After a long season filled with lots of defensive mishaps, the Florida Panthers desperately need to rebuild their defense core over the summer.
With that being the case, the Panthers essentially need two, top-four pairing defensemen who can step into the lineup immediately and make a sudden impact. Draft picks and/or overseas signings won’t do the trick in this situation.
There are two routes the Cats can go to address their top four concerns at the back: 1). scope out the UFA market and see if you can bring in an experienced defenseman who can play alongside Aaron Ekblad (ex. Anton Stralman).
There’s no reason why Hoffman can’t fetch a legit, top-four defenseman, especially after his 36-goal season.
In terms of Mike Matheson and what to do with him next season, you could realistically start him on the top pair with Ekblad. But after his poor performance this past season, would placing him on the top pair even make sense?
With Yandle taking the second pair spot without hesitation, that would only leave Matheson with a left-handed spot on the bottom pair. Perhaps starting the year off on the bottom line would do him some wonders, seeing he wasn’t exactly high on confidence to start and end the season.
Mark Pysyk, on the other hand – who played the majority of the season on the second pair – needs to be dealt at all costs. The “Pysyk experiment,” as some referred to it as, needs to officially come to an end.
As solid as Pysyk may be in a bottom pairing role, he just doesn’t cut it in a top-four position and would be better off in a new environment.
Luckily for the Panthers, Pysyk has some value left in him and there are teams around the league that could offer a third, maybe even a second-round pick in exchange for his services.
Either way, if the Panthers are serious about upgrading that spot in their top four at the back, they need to deal Pysyk and replace him with a better option who can step in and play right away.
Heading into the offseason, here’s how the defense lines up. An “X” marks an open spot that needs to be filled in and replaced.
X – Ekblad
Yandle – X
Matheson – Weegar
So, this is essentially what you have. By no means is what you see here on screen bad, but nor it good enough to compete for the Stanley Cup.
As I mentioned earlier, you have to split Yandle and Ekblad heading into the new season.
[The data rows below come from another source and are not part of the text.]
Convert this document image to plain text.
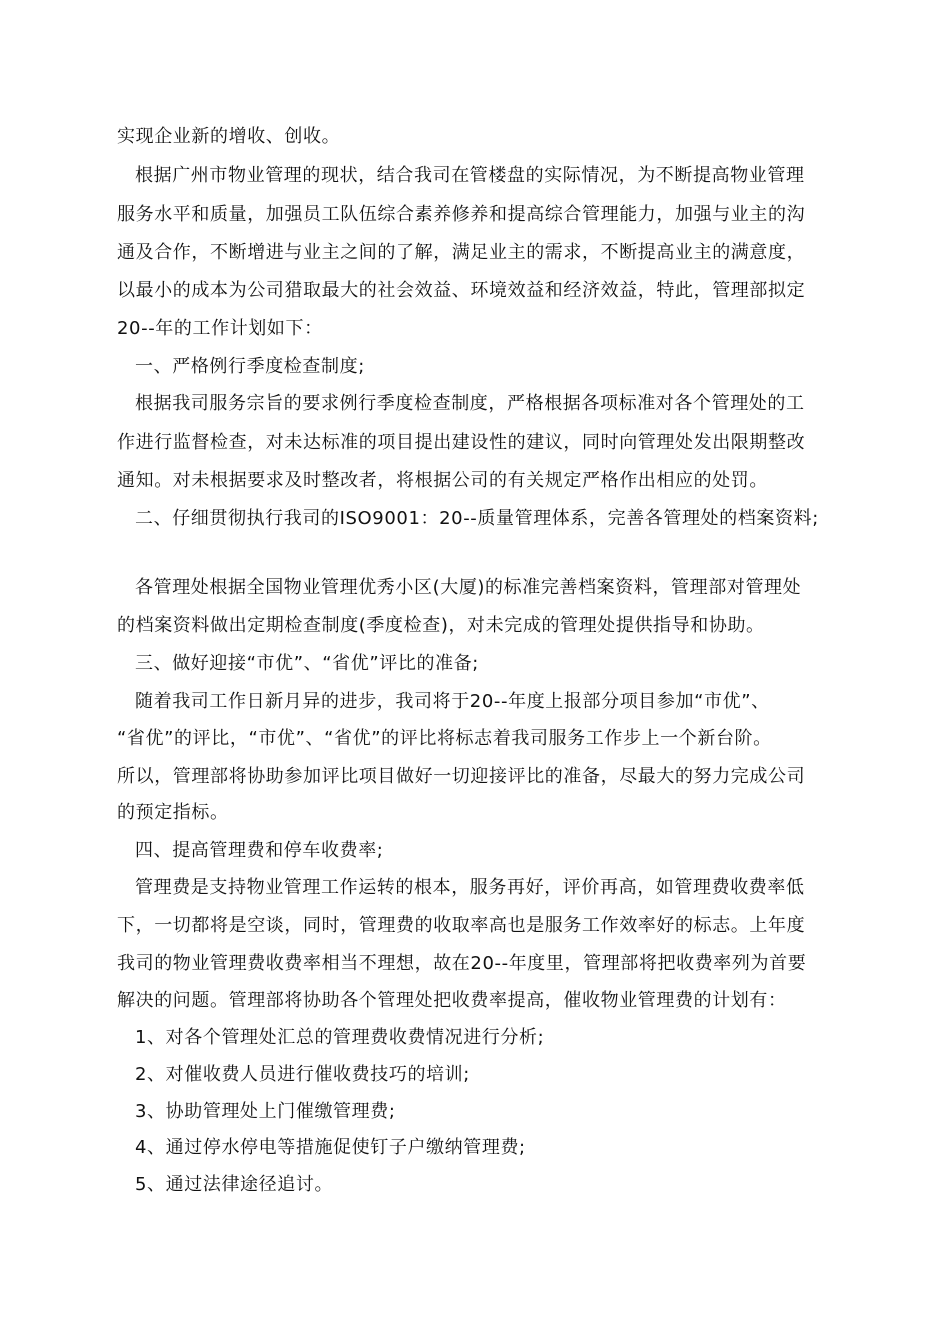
实现企业新的增收、创收。
根据广州市物业管理的现状，结合我司在管楼盘的实际情况，为不断提高物业管理
服务水平和质量，加强员工队伍综合素养修养和提高综合管理能力，加强与业主的沟
通及合作，不断增进与业主之间的了解，满足业主的需求，不断提高业主的满意度，
以最小的成本为公司猎取最大的社会效益、环境效益和经济效益，特此，管理部拟定
20--年的工作计划如下：
一、严格例行季度检查制度;
根据我司服务宗旨的要求例行季度检查制度，严格根据各项标准对各个管理处的工
作进行监督检查，对未达标准的项目提出建设性的建议，同时向管理处发出限期整改
通知。对未根据要求及时整改者，将根据公司的有关规定严格作出相应的处罚。
二、仔细贯彻执行我司的ISO9001：20--质量管理体系，完善各管理处的档案资料;
各管理处根据全国物业管理优秀小区(大厦)的标准完善档案资料，管理部对管理处
的档案资料做出定期检查制度(季度检查)，对未完成的管理处提供指导和协助。
三、做好迎接“市优”、“省优”评比的准备;
随着我司工作日新月异的进步，我司将于20--年度上报部分项目参加“市优”、
“省优”的评比，“市优”、“省优”的评比将标志着我司服务工作步上一个新台阶。
所以，管理部将协助参加评比项目做好一切迎接评比的准备，尽最大的努力完成公司
的预定指标。
四、提高管理费和停车收费率;
管理费是支持物业管理工作运转的根本，服务再好，评价再高，如管理费收费率低
下，一切都将是空谈，同时，管理费的收取率高也是服务工作效率好的标志。上年度
我司的物业管理费收费率相当不理想，故在20--年度里，管理部将把收费率列为首要
解决的问题。管理部将协助各个管理处把收费率提高，催收物业管理费的计划有：
1、对各个管理处汇总的管理费收费情况进行分析;
2、对催收费人员进行催收费技巧的培训;
3、协助管理处上门催缴管理费;
4、通过停水停电等措施促使钉子户缴纳管理费;
5、通过法律途径追讨。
You just can’t have two offensive-minded defensemen on the same line together.
Bringing in two competent, top-four pairing defensemen to pair with Ekblad and Yandle is the ideal scenario to ensure that both are operating at full capacity.
Whether that means trading a guy like Hoffman or even packaging Pysyk with a couple of picks or a prospect, you do whatever it takes to acquire those two players who you would play next to the aforementioned two.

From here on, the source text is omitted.